Transposons cette triade deux tons au-dessus et comparons-la au thème du deuxième mouvement (adagio sostenuto) du deuxième concerto pour piano de S. Rachmaninov :

Voici le thème du deuxième mouvement (adagio sostenuto) du deuxième concerto pour piano de S. Rachmaninov :

Adagio du concerto n° 2 de S. Rachmaninov

Adagio du concerto n° 2 de S. Rachmaninov

et voici la triade si → mi, transposée du début du thème de l'adagietto de G Mahler :

Triade transposée de l'adagietto de G. Mahler

Triade transposée de l'adagietto de G. Mahler

A une octave près, on retrouve les mêmes note dans les deux exemples, mais elles y sont présentées dans un ordre très différent. Dans son adagio sostenuto, Rachmaninov insiste sur le sol dièse, et les extrémités de la phrase renforcent l'impression d'intervalle entre mi (note inférieure) et sol dièse (mis en valeur) qui sous-entend un accord tonique de mi majeur (ou peut-être ut dièse mineur, tant qu'une analyse plus fine du thème ne nous a pas permis de choisir entre les deux tons relatifs).

Enoncées dans un ordre différent, les mêmes notes ne conduisent pas à la même tonalité.

Les faux amis

Les accords majeurs et mineurs, ou même ceux de tierce majeure ou de tierce mineure, suffisent souvent à affirmer une tonalité, mais il faut pour cela qu'ils soient mis en valeur, par exemple en début ou en fin de phrase. Noyés dans le contexte d'une phrase, ils perdent de leur importance tonale et peuvent alors constituer de faux amis.

Dans une gamme majeure, il existe trois combinaisons de degrés qui cachent des accords mineurs. Ce sont les combinaisons [II, IV, VI], [III, V, VII] et [III, VI, I]. Voici l'exemple d'ut majeur (cliquez pour écouter) :

Les accords mineurs cachés dans la gamme d'ut majeur

Les accords mineurs cachés dans la gamme d'ut majeur

Dans une gamme mineure, il existe quatre combinaisons de degrés (certains étant variables) qui cachent des accords majeurs. Ce sont les combinaisons [III, V, VII] [IV, VI, I], [V, VII, II] et [VI, I, III]. Voici l'exemple d'ut mineur (cliquez pour écouter) :

Les accords majeurs cachés dans la gamme d'ut mineur

Les accords majeurs cachés dans la gamme d'ut mineur

Dans les exemples précédents, seuls les accords mis en valeur en début ou en fin de phrase sont susceptibles d'affirmer une tonalité.

Quant aux accords ou aux intervalles de tierce (majeure ou mineure), dépourvus de dominante, ils sont encore plus ambigus. Voici deux exemples d'intervalles de tierce :

Tierce mineure suivie de tierce majeure

Tierce mineure suivie de tierce majeure

Tierce majeure suivie de tierce mineure

 Tierce majeure suivie de tierce mineure

Dans le premier exemple, les intervalles successifs énoncent un accord d'ut majeur, confirmé par l'ut final. Dans le second exemple, les mêmes intervalles présentés en ordre inverse énoncent un accord d'ut mineur. Dans ces deux exemples, ce sont les hauteurs de la note supérieure (sol) et de la note inférieure (ut) qui délimitent la cadence parfaite et déterminent la tonalité d'ut (majeur ou mineur, selon la médiante).

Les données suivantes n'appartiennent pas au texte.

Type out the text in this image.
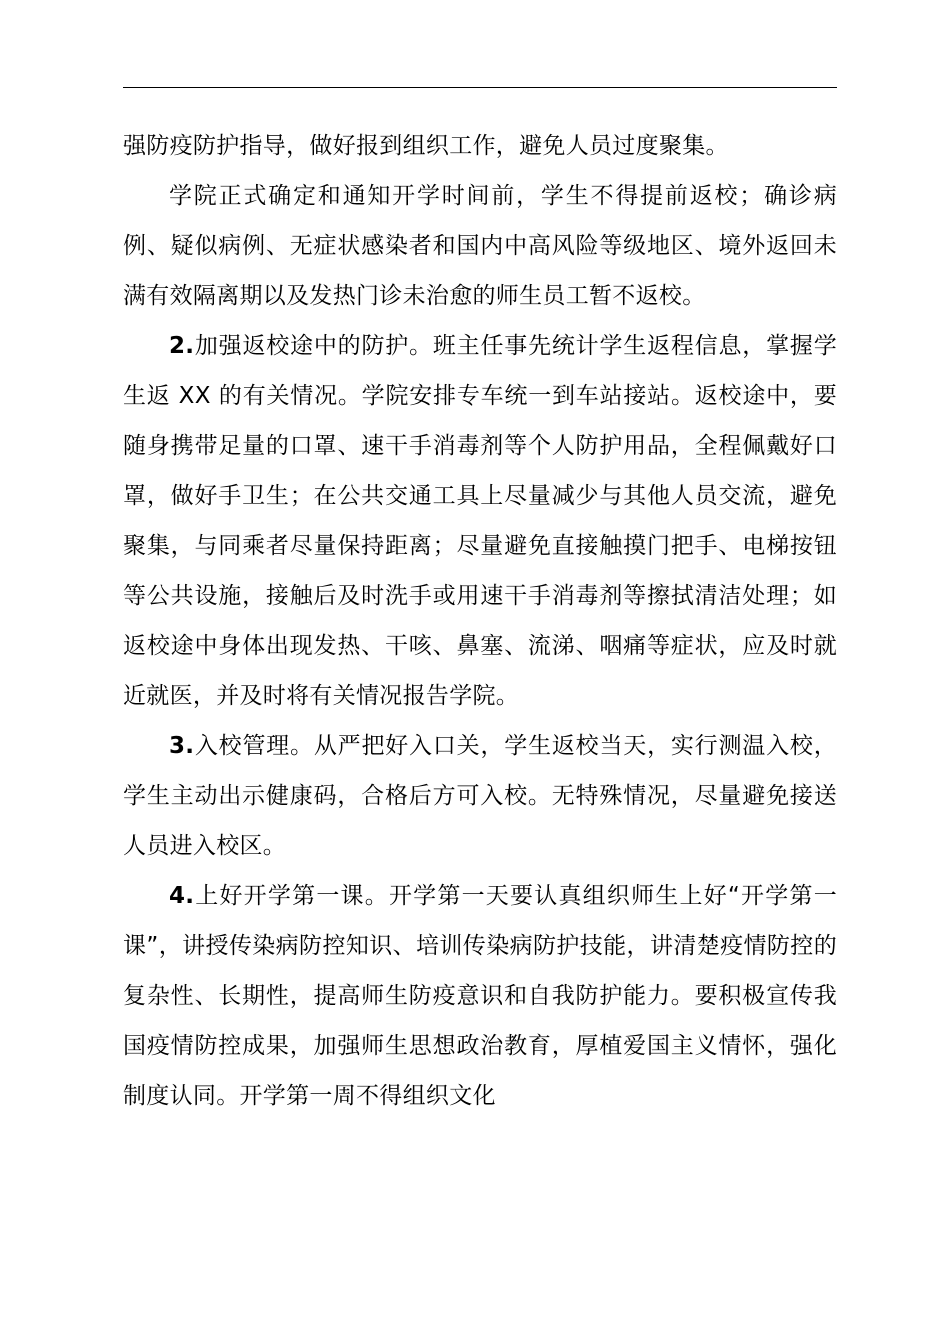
强防疫防护指导，做好报到组织工作，避免人员过度聚集。

学院正式确定和通知开学时间前，学生不得提前返校；确诊病例、疑似病例、无症状感染者和国内中高风险等级地区、境外返回未满有效隔离期以及发热门诊未治愈的师生员工暂不返校。

2.加强返校途中的防护。班主任事先统计学生返程信息，掌握学生返 XX 的有关情况。学院安排专车统一到车站接站。返校途中，要随身携带足量的口罩、速干手消毒剂等个人防护用品，全程佩戴好口罩，做好手卫生；在公共交通工具上尽量减少与其他人员交流，避免聚集，与同乘者尽量保持距离；尽量避免直接触摸门把手、电梯按钮等公共设施，接触后及时洗手或用速干手消毒剂等擦拭清洁处理；如返校途中身体出现发热、干咳、鼻塞、流涕、咽痛等症状，应及时就近就医，并及时将有关情况报告学院。

3.入校管理。从严把好入口关，学生返校当天，实行测温入校，学生主动出示健康码，合格后方可入校。无特殊情况，尽量避免接送人员进入校区。

4.上好开学第一课。开学第一天要认真组织师生上好“开学第一课”，讲授传染病防控知识、培训传染病防护技能，讲清楚疫情防控的复杂性、长期性，提高师生防疫意识和自我防护能力。要积极宣传我国疫情防控成果，加强师生思想政治教育，厚植爱国主义情怀，强化制度认同。开学第一周不得组织文化
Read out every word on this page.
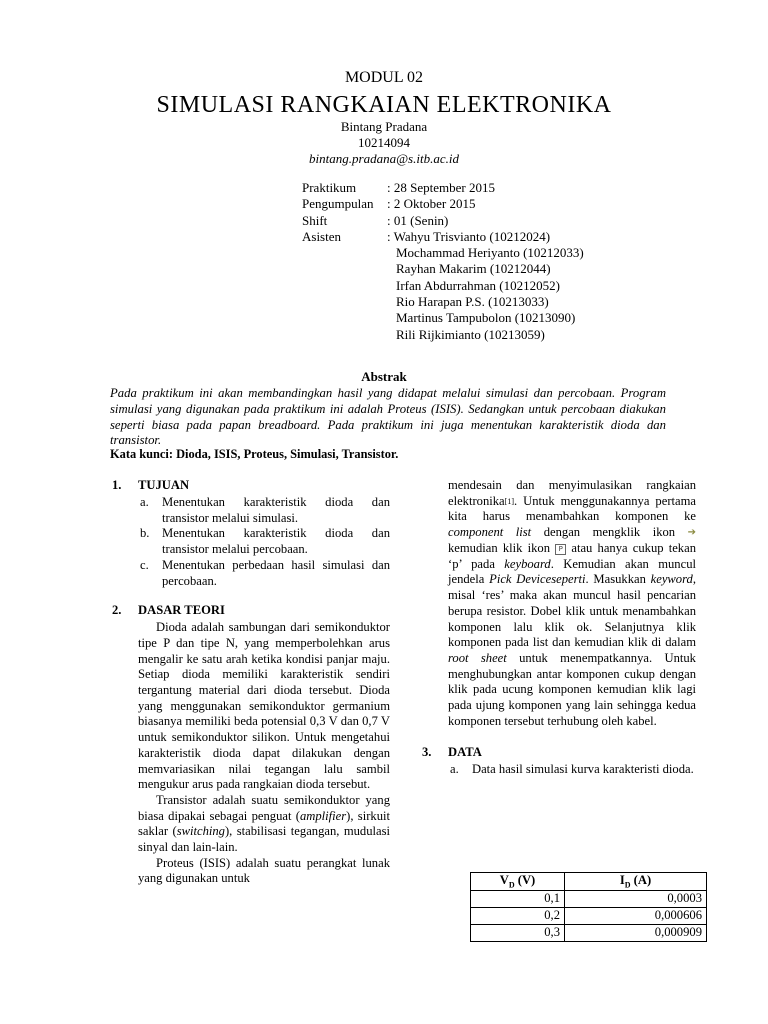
MODUL 02
SIMULASI RANGKAIAN ELEKTRONIKA
Bintang Pradana
10214094
bintang.pradana@s.itb.ac.id
Praktikum : 28 September 2015
Pengumpulan : 2 Oktober 2015
Shift	: 01 (Senin)
Asisten	: Wahyu Trisvianto (10212024)
Mochammad Heriyanto (10212033)
Rayhan Makarim (10212044)
Irfan Abdurrahman (10212052)
Rio Harapan P.S. (10213033)
Martinus Tampubolon (10213090)
Rili Rijkimianto (10213059)
Abstrak
Pada praktikum ini akan membandingkan hasil yang didapat melalui simulasi dan percobaan. Program simulasi yang digunakan pada praktikum ini adalah Proteus (ISIS). Sedangkan untuk percobaan diakukan seperti biasa pada papan breadboard. Pada praktikum ini juga menentukan karakteristik dioda dan transistor.
Kata kunci: Dioda, ISIS, Proteus, Simulasi, Transistor.
1. TUJUAN
a. Menentukan karakteristik dioda dan transistor melalui simulasi.
b. Menentukan karakteristik dioda dan transistor melalui percobaan.
c. Menentukan perbedaan hasil simulasi dan percobaan.
2. DASAR TEORI
Dioda adalah sambungan dari semikonduktor tipe P dan tipe N, yang memperbolehkan arus mengalir ke satu arah ketika kondisi panjar maju. Setiap dioda memiliki karakteristik sendiri tergantung material dari dioda tersebut. Dioda yang menggunakan semikonduktor germanium biasanya memiliki beda potensial 0,3 V dan 0,7 V untuk semikonduktor silikon. Untuk mengetahui karakteristik dioda dapat dilakukan dengan memvariasikan nilai tegangan lalu sambil mengukur arus pada rangkaian dioda tersebut.
Transistor adalah suatu semikonduktor yang biasa dipakai sebagai penguat (amplifier), sirkuit saklar (switching), stabilisasi tegangan, mudulasi sinyal dan lain-lain.
Proteus (ISIS) adalah suatu perangkat lunak yang digunakan untuk
mendesain dan menyimulasikan rangkaian elektronika[1]. Untuk menggunakannya pertama kita harus menambahkan komponen ke component list dengan mengklik ikon ➔ kemudian klik ikon P atau hanya cukup tekan ‘p’ pada keyboard. Kemudian akan muncul jendela Pick Deviceseperti. Masukkan keyword, misal ‘res’ maka akan muncul hasil pencarian berupa resistor. Dobel klik untuk menambahkan komponen lalu klik ok. Selanjutnya klik komponen pada list dan kemudian klik di dalam root sheet untuk menempatkannya. Untuk menghubungkan antar komponen cukup dengan klik pada ucung komponen kemudian klik lagi pada ujung komponen yang lain sehingga kedua komponen tersebut terhubung oleh kabel.
3. DATA
a. Data hasil simulasi kurva karakteristi dioda.
$V_D$ (V)	$I_D$ (A)
0,1	0,0003
0,2	0,000606
0,3	0,000909
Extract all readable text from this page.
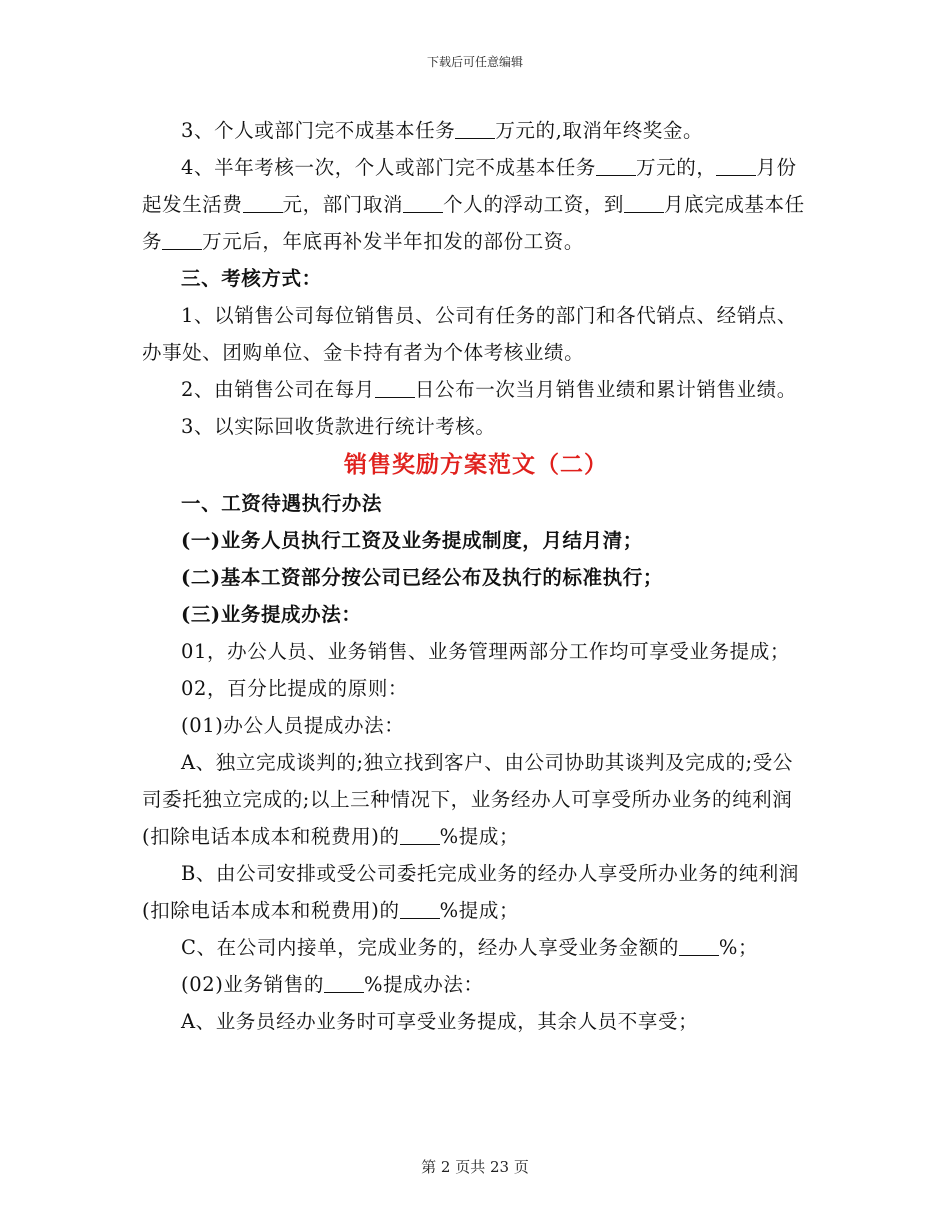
下载后可任意编辑

3、个人或部门完不成基本任务 万元的,取消年终奖金。

4、半年考核一次，个人或部门完不成基本任务 万元的， 月份起发生活费 元，部门取消 个人的浮动工资，到 月底完成基本任务 万元后，年底再补发半年扣发的部份工资。

三、考核方式：

1、以销售公司每位销售员、公司有任务的部门和各代销点、经销点、办事处、团购单位、金卡持有者为个体考核业绩。

2、由销售公司在每月 日公布一次当月销售业绩和累计销售业绩。

3、以实际回收货款进行统计考核。

销售奖励方案范文（二）

一、工资待遇执行办法

(一)业务人员执行工资及业务提成制度，月结月清；

(二)基本工资部分按公司已经公布及执行的标准执行；

(三)业务提成办法：

01，办公人员、业务销售、业务管理两部分工作均可享受业务提成；

02，百分比提成的原则：

(01)办公人员提成办法：

A、独立完成谈判的;独立找到客户、由公司协助其谈判及完成的;受公司委托独立完成的;以上三种情况下，业务经办人可享受所办业务的纯利润(扣除电话本成本和税费用)的 %提成；

B、由公司安排或受公司委托完成业务的经办人享受所办业务的纯利润(扣除电话本成本和税费用)的 %提成；

C、在公司内接单，完成业务的，经办人享受业务金额的 %；

(02)业务销售的 %提成办法：

A、业务员经办业务时可享受业务提成，其余人员不享受；

第 2 页共 23 页
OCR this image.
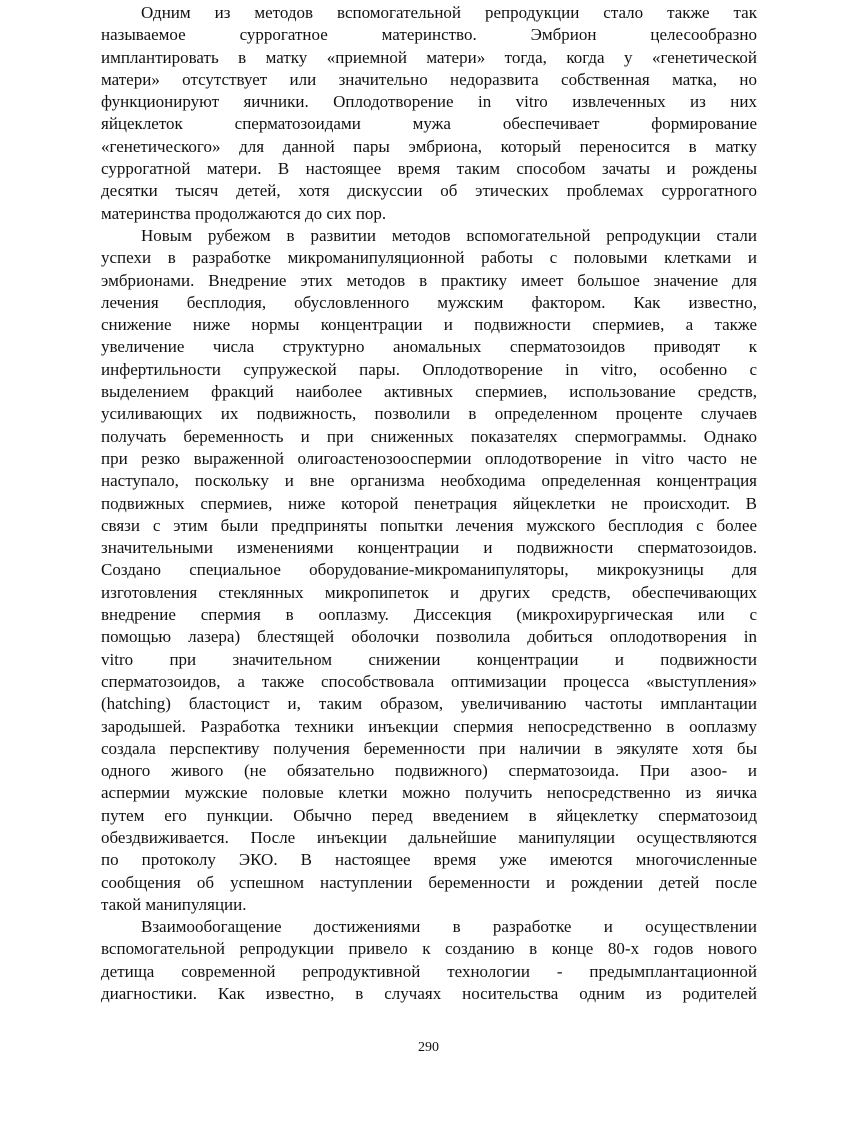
Одним из методов вспомогательной репродукции стало также так
называемое суррогатное материнство. Эмбрион целесообразно
имплантировать в матку «приемной матери» тогда, когда у «генетической
матери» отсутствует или значительно недоразвита собственная матка, но
функционируют яичники. Оплодотворение in vitro извлеченных из них
яйцеклеток сперматозоидами мужа обеспечивает формирование
«генетического» для данной пары эмбриона, который переносится в матку
суррогатной матери. В настоящее время таким способом зачаты и рождены
десятки тысяч детей, хотя дискуссии об этических проблемах суррогатного
материнства продолжаются до сих пор.

Новым рубежом в развитии методов вспомогательной репродукции стали
успехи в разработке микроманипуляционной работы с половыми клетками и
эмбрионами. Внедрение этих методов в практику имеет большое значение для
лечения бесплодия, обусловленного мужским фактором. Как известно,
снижение ниже нормы концентрации и подвижности спермиев, а также
увеличение числа структурно аномальных сперматозоидов приводят к
инфертильности супружеской пары. Оплодотворение in vitro, особенно с
выделением фракций наиболее активных спермиев, использование средств,
усиливающих их подвижность, позволили в определенном проценте случаев
получать беременность и при сниженных показателях спермограммы. Однако
при резко выраженной олигоастенозооспермии оплодотворение in vitro часто не
наступало, поскольку и вне организма необходима определенная концентрация
подвижных спермиев, ниже которой пенетрация яйцеклетки не происходит. В
связи с этим были предприняты попытки лечения мужского бесплодия с более
значительными изменениями концентрации и подвижности сперматозоидов.
Создано специальное оборудование-микроманипуляторы, микрокузницы для
изготовления стеклянных микропипеток и других средств, обеспечивающих
внедрение спермия в ооплазму. Диссекция (микрохирургическая или с
помощью лазера) блестящей оболочки позволила добиться оплодотворения in
vitro при значительном снижении концентрации и подвижности
сперматозоидов, а также способствовала оптимизации процесса «выступления»
(hatching) бластоцист и, таким образом, увеличиванию частоты имплантации
зародышей. Разработка техники инъекции спермия непосредственно в ооплазму
создала перспективу получения беременности при наличии в эякуляте хотя бы
одного живого (не обязательно подвижного) сперматозоида. При азоо- и
аспермии мужские половые клетки можно получить непосредственно из яичка
путем его пункции. Обычно перед введением в яйцеклетку сперматозоид
обездвиживается. После инъекции дальнейшие манипуляции осуществляются
по протоколу ЭКО. В настоящее время уже имеются многочисленные
сообщения об успешном наступлении беременности и рождении детей после
такой манипуляции.

Взаимообогащение достижениями в разработке и осуществлении
вспомогательной репродукции привело к созданию в конце 80-х годов нового
детища современной репродуктивной технологии - предымплантационной
диагностики. Как известно, в случаях носительства одним из родителей

290
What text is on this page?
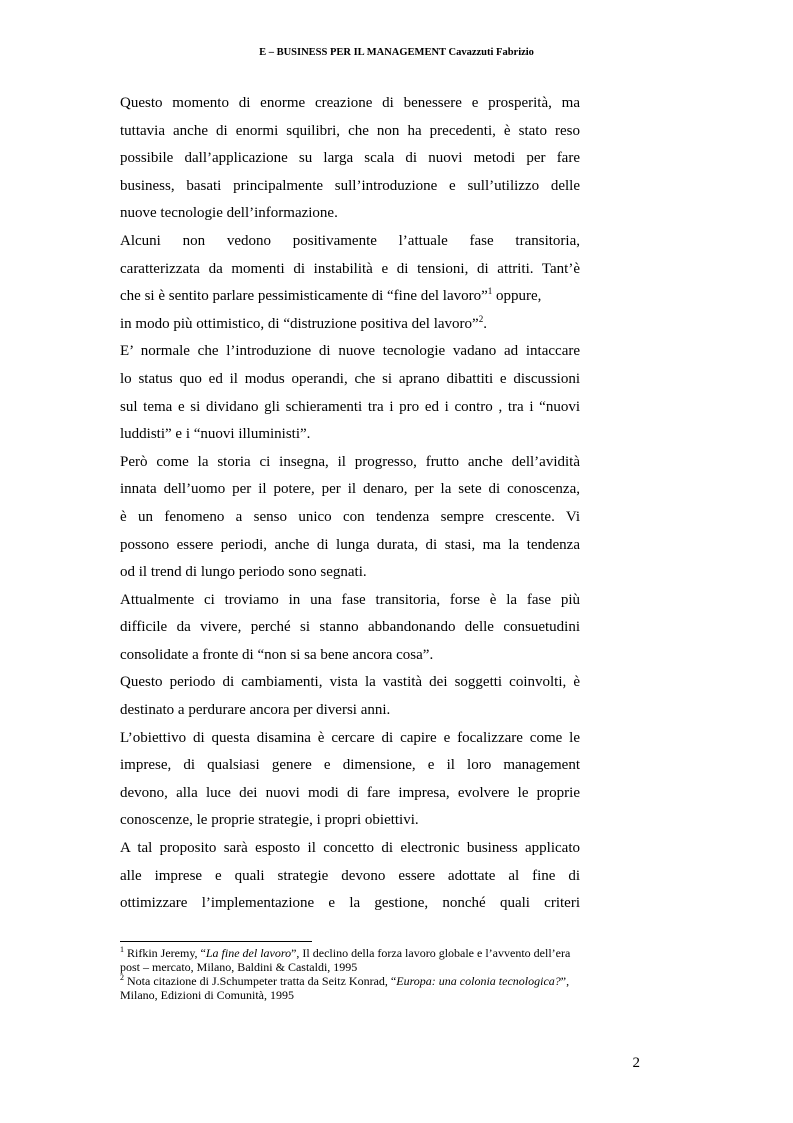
E – BUSINESS PER IL MANAGEMENT Cavazzuti Fabrizio
Questo momento di enorme creazione di benessere e prosperità, ma
tuttavia anche di enormi squilibri, che non ha precedenti, è stato reso
possibile dall’applicazione su larga scala di nuovi metodi per fare
business, basati principalmente sull’introduzione e sull’utilizzo delle
nuove tecnologie dell’informazione.
Alcuni non vedono positivamente l’attuale fase transitoria,
caratterizzata da momenti di instabilità e di tensioni, di attriti. Tant’è
che si è sentito parlare pessimisticamente di “fine del lavoro”$^1$ oppure,
in modo più ottimistico, di “distruzione positiva del lavoro”$^2$.
E’ normale che l’introduzione di nuove tecnologie vadano ad intaccare
lo status quo ed il modus operandi, che si aprano dibattiti e discussioni
sul tema e si dividano gli schieramenti tra i pro ed i contro , tra i “nuovi
luddisti” e i “nuovi illuministi”.
Però come la storia ci insegna, il progresso, frutto anche dell’avidità
innata dell’uomo per il potere, per il denaro, per la sete di conoscenza,
è un fenomeno a senso unico con tendenza sempre crescente. Vi
possono essere periodi, anche di lunga durata, di stasi, ma la tendenza
od il trend di lungo periodo sono segnati.
Attualmente ci troviamo in una fase transitoria, forse è la fase più
difficile da vivere, perché si stanno abbandonando delle consuetudini
consolidate a fronte di “non si sa bene ancora cosa”.
Questo periodo di cambiamenti, vista la vastità dei soggetti coinvolti, è
destinato a perdurare ancora per diversi anni.
L’obiettivo di questa disamina è cercare di capire e focalizzare come le
imprese, di qualsiasi genere e dimensione, e il loro management
devono, alla luce dei nuovi modi di fare impresa, evolvere le proprie
conoscenze, le proprie strategie, i propri obiettivi.
A tal proposito sarà esposto il concetto di electronic business applicato
alle imprese e quali strategie devono essere adottate al fine di
ottimizzare l’implementazione e la gestione, nonché quali criteri
$^1$ Rifkin Jeremy, “La fine del lavoro”, Il declino della forza lavoro globale e l’avvento dell’era
post – mercato, Milano, Baldini & Castaldi, 1995
$^2$ Nota citazione di J.Schumpeter tratta da Seitz Konrad, “Europa: una colonia tecnologica?”,
Milano, Edizioni di Comunità, 1995
2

Voici un autre exemple d'ambiguïté de tierces (majeure et mineure), l'exemple du premier mouvement (allegro con brio) de la 5ème symphonie de L. v. Beethoven :

1er mouvement de la 5ème symphonie de L. v. Beethoven

1er mouvement de la 5ème symphonie de L. v. Beethoven

Les cinq premières mesures ne nous permettent pas de déterminer avec certitude la tonalité. Les tierces (majeure et mineure) y sont ambiguës. Beethoven ménage le suspense en n'accompagnant son thème d'aucune harmonie qui puisse lever l'ambiguïté. Il nous faut patienter encore quelques mesures avant d'entendre l'arpège d'ut mineur, en notes soutenues. Le reste du thème nous conforte dans notre analyse.